What this calculator does
This tool finds the degree and the leading coefficient of a polynomial in one variable. The degree is the highest power of the variable that appears with a nonzero coefficient, and the leading coefficient is the number multiplying that highest-power term. Together they describe a polynomial end behavior and its classification (linear, quadratic, cubic, and so on).
How to use it
Write your polynomial in standard form (powers descending) and enter only the coefficients, separated by commas, from the highest power down to the constant term. Include a 0 for any missing power so the positions stay correct. For example, the polynomial 3x³ − 5x + 2 has no x² term, so you enter 3, 0, -5, 2.
The formula explained
If a polynomial is written as a list of coefficients a₀, a₁, …, aₙ, then the degree equals the largest index k for which aₖ ≠ 0, and the leading coefficient is that aₖ. The general form is
$$P(x) = \sum_{i=0}^{n-1} a_i\, x^{\,n-1-i}, \quad \text{Coefficients} = [a_0, a_1, \dots, a_{n-1}]$$so that
$$\begin{gathered} \deg(P) = \max\{\,n-1-i : a_i \neq 0\,\}, \qquad a_{\text{lead}} = a_{i^\ast} \\[1.5em] \text{where}\quad \left\{ \begin{aligned} [a_0, a_1, \dots, a_{n-1}] &= \text{Coefficients (highest degree first)} \\ n &= \text{number of coefficients} \\ i^\ast &= \text{smallest } i \text{ with } a_i \neq 0 \end{aligned} \right. \end{gathered}$$The calculator scans your list from the highest power, ignores any leading zeros, and reports the first nonzero term it meets.
Worked example
Take 0x⁴ + 3x³ + 0x² − 5x + 2, entered as 0, 3, 0, -5, 2. The leading 0 (for x⁴) is skipped, so the highest nonzero power is x³. The degree is 3 and the leading coefficient is 3. The polynomial has three nonzero terms.
FAQ
What is the degree of a constant like 7? A nonzero constant has degree 0. Enter just 7.

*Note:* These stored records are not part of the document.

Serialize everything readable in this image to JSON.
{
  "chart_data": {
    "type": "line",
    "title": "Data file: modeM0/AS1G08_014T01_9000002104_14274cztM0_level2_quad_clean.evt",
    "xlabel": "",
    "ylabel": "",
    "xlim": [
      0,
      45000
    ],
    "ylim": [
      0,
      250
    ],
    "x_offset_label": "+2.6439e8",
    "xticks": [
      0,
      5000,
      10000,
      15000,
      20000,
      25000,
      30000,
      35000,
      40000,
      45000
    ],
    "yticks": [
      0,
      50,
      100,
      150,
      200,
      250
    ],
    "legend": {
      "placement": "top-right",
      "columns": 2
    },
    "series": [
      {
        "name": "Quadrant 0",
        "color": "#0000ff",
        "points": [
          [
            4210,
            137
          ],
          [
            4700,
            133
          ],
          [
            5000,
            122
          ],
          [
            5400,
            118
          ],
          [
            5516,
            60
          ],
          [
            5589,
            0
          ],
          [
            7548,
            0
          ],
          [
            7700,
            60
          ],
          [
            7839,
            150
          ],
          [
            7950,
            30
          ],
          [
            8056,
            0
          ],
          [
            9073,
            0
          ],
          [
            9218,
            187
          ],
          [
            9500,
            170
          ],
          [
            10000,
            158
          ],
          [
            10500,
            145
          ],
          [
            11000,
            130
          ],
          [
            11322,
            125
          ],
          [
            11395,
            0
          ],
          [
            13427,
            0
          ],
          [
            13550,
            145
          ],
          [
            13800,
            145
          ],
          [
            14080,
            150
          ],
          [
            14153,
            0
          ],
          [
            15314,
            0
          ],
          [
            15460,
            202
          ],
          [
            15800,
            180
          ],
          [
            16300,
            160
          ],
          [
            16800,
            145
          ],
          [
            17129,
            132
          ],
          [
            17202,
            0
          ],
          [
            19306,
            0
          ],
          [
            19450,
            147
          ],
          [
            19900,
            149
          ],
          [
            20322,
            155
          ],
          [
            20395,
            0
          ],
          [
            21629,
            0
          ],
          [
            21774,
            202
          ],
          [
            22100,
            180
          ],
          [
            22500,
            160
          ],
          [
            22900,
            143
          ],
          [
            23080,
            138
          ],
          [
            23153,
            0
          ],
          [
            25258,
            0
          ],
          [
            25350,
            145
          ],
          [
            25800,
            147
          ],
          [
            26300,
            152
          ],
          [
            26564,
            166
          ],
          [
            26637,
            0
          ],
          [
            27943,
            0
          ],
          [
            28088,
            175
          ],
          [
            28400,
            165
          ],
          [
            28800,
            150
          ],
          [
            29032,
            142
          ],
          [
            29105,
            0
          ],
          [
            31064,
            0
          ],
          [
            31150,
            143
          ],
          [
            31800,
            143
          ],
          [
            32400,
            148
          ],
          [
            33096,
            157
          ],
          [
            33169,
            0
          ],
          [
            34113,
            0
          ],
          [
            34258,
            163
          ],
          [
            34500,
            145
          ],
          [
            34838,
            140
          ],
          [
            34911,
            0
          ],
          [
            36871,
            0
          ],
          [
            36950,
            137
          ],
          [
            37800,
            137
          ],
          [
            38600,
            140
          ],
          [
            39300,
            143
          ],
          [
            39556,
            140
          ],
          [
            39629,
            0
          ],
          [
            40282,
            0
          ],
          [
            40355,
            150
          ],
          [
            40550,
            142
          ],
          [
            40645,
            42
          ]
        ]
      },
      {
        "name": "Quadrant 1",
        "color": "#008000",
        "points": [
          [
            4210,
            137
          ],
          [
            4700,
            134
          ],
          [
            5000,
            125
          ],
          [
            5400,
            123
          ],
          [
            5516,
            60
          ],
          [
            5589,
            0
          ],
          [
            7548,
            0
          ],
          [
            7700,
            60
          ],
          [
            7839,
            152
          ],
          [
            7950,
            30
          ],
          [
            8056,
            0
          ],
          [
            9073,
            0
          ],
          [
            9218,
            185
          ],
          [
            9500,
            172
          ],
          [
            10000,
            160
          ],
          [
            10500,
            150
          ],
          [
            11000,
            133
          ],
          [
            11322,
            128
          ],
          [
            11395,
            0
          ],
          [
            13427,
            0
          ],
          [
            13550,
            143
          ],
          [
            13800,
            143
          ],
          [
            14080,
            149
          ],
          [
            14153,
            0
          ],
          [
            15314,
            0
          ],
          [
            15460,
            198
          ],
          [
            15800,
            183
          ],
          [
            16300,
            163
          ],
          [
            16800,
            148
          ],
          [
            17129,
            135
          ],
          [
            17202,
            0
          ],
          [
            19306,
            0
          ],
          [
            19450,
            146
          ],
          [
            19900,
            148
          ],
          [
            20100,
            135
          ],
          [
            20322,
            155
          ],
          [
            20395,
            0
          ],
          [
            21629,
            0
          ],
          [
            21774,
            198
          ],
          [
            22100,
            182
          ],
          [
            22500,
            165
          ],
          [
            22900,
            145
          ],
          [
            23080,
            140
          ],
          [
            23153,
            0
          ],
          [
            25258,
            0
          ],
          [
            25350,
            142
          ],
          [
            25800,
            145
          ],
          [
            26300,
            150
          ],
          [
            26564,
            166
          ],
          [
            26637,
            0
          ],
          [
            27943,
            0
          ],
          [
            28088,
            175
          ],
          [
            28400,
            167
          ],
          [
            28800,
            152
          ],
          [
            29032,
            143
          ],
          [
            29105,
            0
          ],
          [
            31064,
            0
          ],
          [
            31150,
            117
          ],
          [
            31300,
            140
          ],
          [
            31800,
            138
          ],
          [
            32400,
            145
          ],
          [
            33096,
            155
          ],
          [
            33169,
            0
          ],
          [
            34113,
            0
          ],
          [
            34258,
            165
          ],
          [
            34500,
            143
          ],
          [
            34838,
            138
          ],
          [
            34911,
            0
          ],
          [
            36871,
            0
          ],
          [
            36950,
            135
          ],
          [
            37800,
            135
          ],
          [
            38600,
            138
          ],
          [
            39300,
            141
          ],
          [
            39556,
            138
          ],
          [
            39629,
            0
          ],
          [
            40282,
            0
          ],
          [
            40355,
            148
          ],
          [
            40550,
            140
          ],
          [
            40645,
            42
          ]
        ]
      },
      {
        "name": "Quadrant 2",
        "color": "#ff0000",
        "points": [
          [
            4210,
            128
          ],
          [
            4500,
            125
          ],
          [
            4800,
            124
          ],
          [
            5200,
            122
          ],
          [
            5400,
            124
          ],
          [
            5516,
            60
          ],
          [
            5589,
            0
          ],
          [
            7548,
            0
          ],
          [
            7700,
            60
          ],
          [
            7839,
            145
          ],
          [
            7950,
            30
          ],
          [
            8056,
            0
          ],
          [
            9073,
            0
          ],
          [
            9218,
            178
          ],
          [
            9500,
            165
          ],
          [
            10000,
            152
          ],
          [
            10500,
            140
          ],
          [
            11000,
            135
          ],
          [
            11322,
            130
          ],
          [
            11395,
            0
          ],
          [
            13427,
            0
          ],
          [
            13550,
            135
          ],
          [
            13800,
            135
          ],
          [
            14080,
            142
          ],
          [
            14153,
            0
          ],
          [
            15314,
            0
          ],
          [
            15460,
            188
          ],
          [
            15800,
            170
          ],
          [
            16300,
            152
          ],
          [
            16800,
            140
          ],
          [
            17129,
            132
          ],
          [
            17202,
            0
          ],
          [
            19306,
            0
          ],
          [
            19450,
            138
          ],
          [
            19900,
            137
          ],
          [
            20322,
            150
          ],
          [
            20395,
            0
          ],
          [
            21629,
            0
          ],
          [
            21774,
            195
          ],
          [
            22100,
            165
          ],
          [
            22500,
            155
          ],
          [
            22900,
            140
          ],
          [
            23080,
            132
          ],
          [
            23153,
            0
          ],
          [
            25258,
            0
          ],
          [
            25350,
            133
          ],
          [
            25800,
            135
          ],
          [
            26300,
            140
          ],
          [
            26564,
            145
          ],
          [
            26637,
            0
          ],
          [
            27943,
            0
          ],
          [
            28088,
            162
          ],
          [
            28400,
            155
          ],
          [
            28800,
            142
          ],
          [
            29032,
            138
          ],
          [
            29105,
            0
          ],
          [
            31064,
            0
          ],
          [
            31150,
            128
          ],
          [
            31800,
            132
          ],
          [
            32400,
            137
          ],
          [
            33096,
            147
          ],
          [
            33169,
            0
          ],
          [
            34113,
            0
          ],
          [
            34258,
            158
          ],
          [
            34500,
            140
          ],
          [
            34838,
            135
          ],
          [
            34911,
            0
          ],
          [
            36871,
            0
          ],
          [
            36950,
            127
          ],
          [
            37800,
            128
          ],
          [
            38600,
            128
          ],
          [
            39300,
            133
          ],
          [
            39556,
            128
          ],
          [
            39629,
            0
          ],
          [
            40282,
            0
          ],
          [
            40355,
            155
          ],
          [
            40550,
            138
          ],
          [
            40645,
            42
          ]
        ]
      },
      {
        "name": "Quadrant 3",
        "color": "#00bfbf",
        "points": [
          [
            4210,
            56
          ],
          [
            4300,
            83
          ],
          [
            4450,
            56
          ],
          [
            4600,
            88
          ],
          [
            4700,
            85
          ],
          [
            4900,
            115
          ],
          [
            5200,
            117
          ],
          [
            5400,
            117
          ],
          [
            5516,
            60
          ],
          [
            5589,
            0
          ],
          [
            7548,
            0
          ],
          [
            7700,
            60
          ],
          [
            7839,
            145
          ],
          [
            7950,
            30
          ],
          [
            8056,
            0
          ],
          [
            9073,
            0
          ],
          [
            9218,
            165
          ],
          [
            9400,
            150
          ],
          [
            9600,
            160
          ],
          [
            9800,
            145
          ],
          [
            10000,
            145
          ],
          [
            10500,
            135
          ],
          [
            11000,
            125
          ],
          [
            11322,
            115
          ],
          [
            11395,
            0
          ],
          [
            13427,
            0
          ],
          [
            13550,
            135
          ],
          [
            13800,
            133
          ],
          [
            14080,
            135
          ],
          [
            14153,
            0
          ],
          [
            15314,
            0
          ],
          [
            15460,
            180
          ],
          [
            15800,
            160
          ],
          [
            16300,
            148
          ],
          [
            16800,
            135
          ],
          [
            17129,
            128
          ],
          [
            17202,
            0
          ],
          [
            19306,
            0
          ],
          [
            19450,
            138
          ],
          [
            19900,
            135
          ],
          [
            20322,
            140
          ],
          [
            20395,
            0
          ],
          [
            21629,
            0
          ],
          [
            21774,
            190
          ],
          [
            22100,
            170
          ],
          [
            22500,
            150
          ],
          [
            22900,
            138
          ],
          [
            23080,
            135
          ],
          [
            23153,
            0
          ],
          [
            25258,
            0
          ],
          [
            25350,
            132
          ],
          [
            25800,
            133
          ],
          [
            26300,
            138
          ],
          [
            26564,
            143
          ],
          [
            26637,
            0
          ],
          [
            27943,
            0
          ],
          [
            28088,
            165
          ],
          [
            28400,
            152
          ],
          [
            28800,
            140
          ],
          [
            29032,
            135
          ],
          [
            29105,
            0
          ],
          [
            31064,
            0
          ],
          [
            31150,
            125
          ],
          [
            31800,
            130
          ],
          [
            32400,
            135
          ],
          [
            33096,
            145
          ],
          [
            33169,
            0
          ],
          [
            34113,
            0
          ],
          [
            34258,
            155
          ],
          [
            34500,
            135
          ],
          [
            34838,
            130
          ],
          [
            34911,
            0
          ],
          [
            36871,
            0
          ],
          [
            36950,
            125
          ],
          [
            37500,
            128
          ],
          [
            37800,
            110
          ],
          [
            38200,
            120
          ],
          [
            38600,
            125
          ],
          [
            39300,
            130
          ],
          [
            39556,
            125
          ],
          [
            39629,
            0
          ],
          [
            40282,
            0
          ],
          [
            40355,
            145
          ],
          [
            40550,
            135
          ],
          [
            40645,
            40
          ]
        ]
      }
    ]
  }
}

What about the zero polynomial? The polynomial that is identically 0 has no nonzero coefficient; its degree is often left undefined, but this tool reports degree 0 with a leading coefficient of 0.
Do I need to enter terms in order? Yes — list coefficients from the highest power to the constant, using 0 for any missing power.